The Exeter Summer 2017 CSI cluster trip was definitely full of laughs and good times for all involved. We began our day on a small ferry headed to Star Island (one of a cluster of small islands known as the Isles of Shoals), just off the New Hampshire coast.
As we got to the island, the fog began to clear, revealing the kind of landscape that you would imagine an indie teenage love story to be set on. White houses, a clear blue sky, stony beaches, and long grass that swayed in the wind. The entire class was given 50 minutes to begin planning their homework for the night, which was to write a murder mystery story set on a Star Island-like world.

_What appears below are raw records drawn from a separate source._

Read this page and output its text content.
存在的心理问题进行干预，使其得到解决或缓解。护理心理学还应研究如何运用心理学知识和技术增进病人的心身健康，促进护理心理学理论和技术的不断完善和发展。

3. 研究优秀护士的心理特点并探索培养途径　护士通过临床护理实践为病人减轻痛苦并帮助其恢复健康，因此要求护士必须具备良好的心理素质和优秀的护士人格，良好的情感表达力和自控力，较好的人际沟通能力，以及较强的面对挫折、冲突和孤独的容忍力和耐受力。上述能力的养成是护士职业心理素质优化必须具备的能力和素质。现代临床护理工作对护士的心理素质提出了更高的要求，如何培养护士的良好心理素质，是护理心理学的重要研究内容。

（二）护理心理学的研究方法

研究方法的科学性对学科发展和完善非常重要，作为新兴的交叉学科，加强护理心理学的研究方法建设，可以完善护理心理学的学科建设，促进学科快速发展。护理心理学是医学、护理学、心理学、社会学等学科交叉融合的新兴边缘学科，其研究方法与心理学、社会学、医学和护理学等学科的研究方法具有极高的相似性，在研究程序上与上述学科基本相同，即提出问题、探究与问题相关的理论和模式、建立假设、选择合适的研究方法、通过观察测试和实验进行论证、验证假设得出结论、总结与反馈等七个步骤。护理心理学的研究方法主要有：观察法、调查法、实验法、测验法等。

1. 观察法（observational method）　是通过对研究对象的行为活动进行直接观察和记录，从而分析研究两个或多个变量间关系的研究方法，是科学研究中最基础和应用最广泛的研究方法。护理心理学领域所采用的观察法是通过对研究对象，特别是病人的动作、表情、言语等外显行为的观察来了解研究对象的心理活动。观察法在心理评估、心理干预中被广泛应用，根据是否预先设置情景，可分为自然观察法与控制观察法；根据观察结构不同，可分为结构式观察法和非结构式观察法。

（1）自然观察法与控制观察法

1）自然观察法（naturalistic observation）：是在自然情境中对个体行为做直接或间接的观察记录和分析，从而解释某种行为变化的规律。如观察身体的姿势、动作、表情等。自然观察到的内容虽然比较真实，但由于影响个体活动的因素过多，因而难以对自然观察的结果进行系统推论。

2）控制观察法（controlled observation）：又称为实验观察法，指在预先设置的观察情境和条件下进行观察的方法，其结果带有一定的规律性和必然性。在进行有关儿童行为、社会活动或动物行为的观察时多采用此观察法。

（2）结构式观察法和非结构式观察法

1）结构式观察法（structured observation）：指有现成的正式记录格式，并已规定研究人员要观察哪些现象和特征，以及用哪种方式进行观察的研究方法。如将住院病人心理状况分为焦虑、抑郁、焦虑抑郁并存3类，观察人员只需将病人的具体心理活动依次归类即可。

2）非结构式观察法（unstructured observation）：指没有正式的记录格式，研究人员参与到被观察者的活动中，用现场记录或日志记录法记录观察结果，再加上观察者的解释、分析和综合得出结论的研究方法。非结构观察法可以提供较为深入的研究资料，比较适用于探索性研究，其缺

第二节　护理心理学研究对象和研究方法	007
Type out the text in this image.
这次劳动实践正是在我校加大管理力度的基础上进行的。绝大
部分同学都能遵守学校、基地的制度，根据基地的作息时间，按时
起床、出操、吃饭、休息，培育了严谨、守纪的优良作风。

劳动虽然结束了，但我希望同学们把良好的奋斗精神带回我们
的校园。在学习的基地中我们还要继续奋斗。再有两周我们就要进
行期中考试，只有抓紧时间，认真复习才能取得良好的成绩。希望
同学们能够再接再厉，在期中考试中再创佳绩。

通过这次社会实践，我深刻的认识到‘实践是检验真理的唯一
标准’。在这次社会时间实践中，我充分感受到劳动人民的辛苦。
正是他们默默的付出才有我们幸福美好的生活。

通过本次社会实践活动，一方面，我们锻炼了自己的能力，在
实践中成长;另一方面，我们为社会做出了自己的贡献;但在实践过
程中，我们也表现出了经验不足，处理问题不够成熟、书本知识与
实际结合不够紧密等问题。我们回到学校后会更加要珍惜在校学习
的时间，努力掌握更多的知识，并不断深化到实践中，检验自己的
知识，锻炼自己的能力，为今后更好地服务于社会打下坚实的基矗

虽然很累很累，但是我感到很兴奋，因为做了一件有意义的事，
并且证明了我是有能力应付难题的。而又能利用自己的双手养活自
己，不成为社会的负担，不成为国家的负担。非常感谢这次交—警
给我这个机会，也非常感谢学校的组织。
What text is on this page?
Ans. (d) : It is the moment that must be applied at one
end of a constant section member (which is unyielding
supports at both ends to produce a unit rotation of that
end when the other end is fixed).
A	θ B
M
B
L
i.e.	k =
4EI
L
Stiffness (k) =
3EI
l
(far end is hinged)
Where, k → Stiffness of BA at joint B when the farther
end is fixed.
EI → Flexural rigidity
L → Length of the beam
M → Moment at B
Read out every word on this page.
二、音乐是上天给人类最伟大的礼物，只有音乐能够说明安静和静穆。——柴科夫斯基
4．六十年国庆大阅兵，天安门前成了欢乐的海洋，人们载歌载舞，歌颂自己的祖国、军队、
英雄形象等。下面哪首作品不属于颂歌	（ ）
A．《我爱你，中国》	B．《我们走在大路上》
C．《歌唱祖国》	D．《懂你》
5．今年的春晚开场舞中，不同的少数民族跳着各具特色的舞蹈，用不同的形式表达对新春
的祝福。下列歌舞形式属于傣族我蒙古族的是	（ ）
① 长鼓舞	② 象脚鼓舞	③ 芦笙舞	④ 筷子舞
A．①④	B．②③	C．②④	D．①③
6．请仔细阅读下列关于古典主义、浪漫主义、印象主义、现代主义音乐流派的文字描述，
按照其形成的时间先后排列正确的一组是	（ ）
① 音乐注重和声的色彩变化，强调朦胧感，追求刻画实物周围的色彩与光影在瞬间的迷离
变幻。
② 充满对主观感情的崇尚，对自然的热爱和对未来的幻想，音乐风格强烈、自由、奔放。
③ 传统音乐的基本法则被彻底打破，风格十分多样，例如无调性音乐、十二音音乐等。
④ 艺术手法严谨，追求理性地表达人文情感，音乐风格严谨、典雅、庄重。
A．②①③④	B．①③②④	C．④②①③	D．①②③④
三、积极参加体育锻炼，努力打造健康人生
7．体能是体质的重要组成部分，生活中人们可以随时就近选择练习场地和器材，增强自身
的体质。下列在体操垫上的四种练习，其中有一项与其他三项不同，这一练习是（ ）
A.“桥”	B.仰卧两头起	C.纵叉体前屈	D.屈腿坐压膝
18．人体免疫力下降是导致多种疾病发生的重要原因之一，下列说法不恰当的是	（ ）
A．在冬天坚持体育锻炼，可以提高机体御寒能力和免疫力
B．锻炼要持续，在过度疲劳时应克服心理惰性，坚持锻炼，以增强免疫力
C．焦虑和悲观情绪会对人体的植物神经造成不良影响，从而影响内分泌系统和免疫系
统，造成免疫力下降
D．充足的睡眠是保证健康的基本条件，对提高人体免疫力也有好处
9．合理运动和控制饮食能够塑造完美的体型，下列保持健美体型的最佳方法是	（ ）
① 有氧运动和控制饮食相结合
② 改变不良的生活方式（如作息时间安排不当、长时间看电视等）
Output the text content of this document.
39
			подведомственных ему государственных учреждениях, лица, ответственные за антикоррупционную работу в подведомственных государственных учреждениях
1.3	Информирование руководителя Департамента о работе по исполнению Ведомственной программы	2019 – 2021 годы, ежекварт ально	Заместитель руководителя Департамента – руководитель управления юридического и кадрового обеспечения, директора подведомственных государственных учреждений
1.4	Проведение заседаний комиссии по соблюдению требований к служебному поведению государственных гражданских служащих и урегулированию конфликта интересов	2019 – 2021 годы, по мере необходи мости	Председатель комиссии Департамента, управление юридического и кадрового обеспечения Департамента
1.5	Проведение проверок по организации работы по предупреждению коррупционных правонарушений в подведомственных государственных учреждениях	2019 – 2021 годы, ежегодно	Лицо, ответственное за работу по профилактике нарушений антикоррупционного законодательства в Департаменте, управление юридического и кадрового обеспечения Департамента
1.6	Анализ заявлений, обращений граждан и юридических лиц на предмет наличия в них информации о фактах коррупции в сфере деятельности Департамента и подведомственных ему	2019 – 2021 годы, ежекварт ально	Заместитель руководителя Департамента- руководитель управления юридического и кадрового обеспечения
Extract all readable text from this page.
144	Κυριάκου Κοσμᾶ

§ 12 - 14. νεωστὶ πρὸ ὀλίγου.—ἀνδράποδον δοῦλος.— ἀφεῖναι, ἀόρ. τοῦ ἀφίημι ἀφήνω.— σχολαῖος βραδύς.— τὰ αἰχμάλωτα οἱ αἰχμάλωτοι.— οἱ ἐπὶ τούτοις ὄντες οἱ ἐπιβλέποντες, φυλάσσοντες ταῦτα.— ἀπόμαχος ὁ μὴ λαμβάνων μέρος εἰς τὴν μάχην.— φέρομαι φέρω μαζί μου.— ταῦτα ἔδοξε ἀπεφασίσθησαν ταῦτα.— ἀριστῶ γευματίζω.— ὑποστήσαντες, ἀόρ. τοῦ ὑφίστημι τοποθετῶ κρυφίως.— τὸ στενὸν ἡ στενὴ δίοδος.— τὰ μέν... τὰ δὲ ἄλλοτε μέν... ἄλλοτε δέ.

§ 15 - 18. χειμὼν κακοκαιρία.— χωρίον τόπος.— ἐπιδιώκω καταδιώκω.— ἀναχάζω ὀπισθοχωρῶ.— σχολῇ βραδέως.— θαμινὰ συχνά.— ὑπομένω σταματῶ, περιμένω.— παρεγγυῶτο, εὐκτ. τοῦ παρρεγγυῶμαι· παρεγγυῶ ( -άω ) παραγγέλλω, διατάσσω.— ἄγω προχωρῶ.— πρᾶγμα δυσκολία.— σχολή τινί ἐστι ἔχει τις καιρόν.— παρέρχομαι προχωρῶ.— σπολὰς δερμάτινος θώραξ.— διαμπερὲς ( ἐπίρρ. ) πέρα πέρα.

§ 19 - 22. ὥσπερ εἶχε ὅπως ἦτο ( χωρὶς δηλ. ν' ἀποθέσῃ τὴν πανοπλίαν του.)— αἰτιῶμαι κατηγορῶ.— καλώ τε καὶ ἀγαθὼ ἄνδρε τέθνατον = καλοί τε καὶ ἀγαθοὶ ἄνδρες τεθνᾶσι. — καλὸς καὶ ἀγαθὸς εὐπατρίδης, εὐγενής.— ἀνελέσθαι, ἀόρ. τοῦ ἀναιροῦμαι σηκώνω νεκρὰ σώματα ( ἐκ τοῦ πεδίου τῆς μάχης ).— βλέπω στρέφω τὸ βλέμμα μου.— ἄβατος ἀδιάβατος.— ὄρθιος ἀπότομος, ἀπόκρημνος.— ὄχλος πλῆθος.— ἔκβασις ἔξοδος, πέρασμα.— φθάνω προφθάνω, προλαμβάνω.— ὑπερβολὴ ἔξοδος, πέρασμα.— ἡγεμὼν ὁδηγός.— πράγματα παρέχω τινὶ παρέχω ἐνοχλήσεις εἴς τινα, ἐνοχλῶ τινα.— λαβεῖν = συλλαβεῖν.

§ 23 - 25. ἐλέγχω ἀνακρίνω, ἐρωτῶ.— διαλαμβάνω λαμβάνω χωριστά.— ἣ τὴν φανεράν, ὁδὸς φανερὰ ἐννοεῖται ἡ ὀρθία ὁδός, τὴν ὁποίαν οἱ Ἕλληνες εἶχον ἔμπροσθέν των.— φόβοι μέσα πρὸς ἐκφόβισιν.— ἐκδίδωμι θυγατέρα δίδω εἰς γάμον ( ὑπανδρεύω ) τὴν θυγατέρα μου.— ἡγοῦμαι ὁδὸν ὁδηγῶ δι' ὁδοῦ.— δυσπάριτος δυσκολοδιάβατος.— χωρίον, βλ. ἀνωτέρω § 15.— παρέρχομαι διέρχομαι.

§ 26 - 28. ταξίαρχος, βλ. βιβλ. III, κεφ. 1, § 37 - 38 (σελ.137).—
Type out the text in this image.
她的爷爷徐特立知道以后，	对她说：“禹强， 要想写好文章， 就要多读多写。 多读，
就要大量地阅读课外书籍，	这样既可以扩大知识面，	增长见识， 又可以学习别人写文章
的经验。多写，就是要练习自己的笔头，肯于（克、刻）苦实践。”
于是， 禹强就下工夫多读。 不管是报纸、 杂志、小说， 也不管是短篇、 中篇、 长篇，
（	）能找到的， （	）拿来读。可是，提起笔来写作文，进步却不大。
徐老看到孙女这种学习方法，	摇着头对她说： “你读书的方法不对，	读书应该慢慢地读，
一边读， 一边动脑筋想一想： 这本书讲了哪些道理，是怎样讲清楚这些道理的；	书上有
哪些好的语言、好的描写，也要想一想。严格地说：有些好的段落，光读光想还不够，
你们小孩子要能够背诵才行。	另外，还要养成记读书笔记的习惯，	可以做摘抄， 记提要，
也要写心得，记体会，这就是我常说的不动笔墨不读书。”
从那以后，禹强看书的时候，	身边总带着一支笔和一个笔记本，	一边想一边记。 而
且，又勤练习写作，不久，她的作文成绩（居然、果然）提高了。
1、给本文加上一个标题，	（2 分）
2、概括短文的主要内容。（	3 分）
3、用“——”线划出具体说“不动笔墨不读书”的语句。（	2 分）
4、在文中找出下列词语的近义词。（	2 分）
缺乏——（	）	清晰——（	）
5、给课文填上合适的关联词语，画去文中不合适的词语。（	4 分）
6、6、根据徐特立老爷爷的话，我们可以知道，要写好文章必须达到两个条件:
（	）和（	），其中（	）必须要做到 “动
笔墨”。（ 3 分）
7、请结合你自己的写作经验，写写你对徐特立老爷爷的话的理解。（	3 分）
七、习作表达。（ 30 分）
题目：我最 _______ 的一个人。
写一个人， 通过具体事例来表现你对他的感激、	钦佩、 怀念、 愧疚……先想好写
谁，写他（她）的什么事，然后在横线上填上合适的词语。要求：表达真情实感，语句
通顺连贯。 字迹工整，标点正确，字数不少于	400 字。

After lunch, we all went our separate ways. Some explored the hotel, the island’s main building, to get a greater sense of island life. Some went down to the beach to take pictures, and some went tidepooling. The ones who went tidepooling found many different types of crabs, snails, and water bugs in the puddles in the rocks that were left when the tide receded. Those who went to the hotel learned about how the island has to conserve energy and water in order to survive. CSI student Nina Webber (age 13, from Newton, MA) spent half the afternoon tidepooling and half in the hotel and said that the trip “was educational” and that “there was a lot of inspiration for our stories.” Overall she found the trip “very enjoyable.”
After a wonderful afternoon of exploring, we all boarded the ferry back. After dinner, we had the extraordinary opportunity to sit down with Anthony Amore, Director of Security at the Isabella Stewart Gardner museum in Boston. Like an art detective, he is currently chasing the paintings stolen from the museum in 1990, over 27 years ago, and still the biggest art theft in the world.
He gave us an inside look into the chase for half a billion dollars worth of art. The nuances of his job are more complex than one might think, Mr. Amore has been chasing these paintings for about 20 years. He knows every single detail of the heist backwards, forwards, and inside out. We were also offered the opportunity to ask him some questions, and it is easy to tell that Mr. Amore does not take his job lightly. Everybody in the cluster was in awe of him. CSI student Phelps Tin (13, from Hong Kong, China) describes Mr. Amore as, “Very respectful. Even though we weren’t as important as him, he treated us as young adults. [He was] fantastic!.”
To sum it up, the day was educational, inspiring, and most importantly, incredibly fun.